U.S. documents first local extinction due to sea level rise

Several factors have led to the plant's decline.

A species in the United States has officially died off in the wild, making it the first local extinction due to rising sea levels.

The Key Largo tree cactus was discovered in 1992, and in the United States, it was only found in the Florida Keys.

By 2021, saltwater intrusion from rising water levels, hurricanes, high tides, and mammals using the plant as a food source reduced a once-plentiful population to just six fragments, which were salvaged and taken offsite to ensure survival. The cactus lived on a limestone outcrop eroded by storm surge and high tide, severe damage caused by Hurricane Irma in 2017, and extended floods in 2019.

"Unfortunately, the Key Largo tree cactus may be a bellwether for how other low-lying coastal plants will respond to climate change," Jennifer Possley, director of regional conservation at Fairchild Tropical Botanic Garden and lead author of the study, said in a statement.

The cactus was listed as federally endangered in 1984, but the status did not stop its decline.

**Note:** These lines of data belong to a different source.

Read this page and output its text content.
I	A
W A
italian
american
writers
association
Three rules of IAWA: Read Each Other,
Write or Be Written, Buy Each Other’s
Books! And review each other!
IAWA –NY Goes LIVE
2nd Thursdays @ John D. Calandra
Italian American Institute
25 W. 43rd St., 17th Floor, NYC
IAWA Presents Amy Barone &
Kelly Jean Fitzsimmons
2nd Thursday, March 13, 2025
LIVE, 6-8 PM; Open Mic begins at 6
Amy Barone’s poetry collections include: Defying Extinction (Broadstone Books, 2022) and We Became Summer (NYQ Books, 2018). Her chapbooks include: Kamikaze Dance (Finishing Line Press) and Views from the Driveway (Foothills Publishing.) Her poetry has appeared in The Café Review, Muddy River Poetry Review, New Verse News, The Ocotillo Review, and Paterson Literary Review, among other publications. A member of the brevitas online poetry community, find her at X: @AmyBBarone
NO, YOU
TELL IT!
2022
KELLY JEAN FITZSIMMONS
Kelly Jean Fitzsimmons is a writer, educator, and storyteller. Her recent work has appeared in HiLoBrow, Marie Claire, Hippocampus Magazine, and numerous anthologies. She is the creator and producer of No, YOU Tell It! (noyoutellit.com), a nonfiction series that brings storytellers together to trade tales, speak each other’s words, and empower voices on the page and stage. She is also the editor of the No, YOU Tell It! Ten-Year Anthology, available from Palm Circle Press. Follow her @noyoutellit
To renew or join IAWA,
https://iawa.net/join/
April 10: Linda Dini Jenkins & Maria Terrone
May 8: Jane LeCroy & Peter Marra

Between 1994 and 2007, the population shrank by 84 per cent.

Researchers hope to eventually re-plant it in the wild, but suitable natural environments are disappearing.

Content continues below

While now extinct in the US, the cactus still grows in the wild in parts of the Caribbean, including Cuba and the Bahamas.

"We are on the front lines of biodiversity loss," study co-author George Gann, executive director for the Institute for Regional Conservation, said in a statement.

"Our research in South Florida over the past 25 years shows that more than one-in-four native plant species are critically threatened with regional extinction or are already extirpated due to habitat loss, over collecting, invasive species and other drivers of degradation. More than 50 are already gone, including four global extinctions."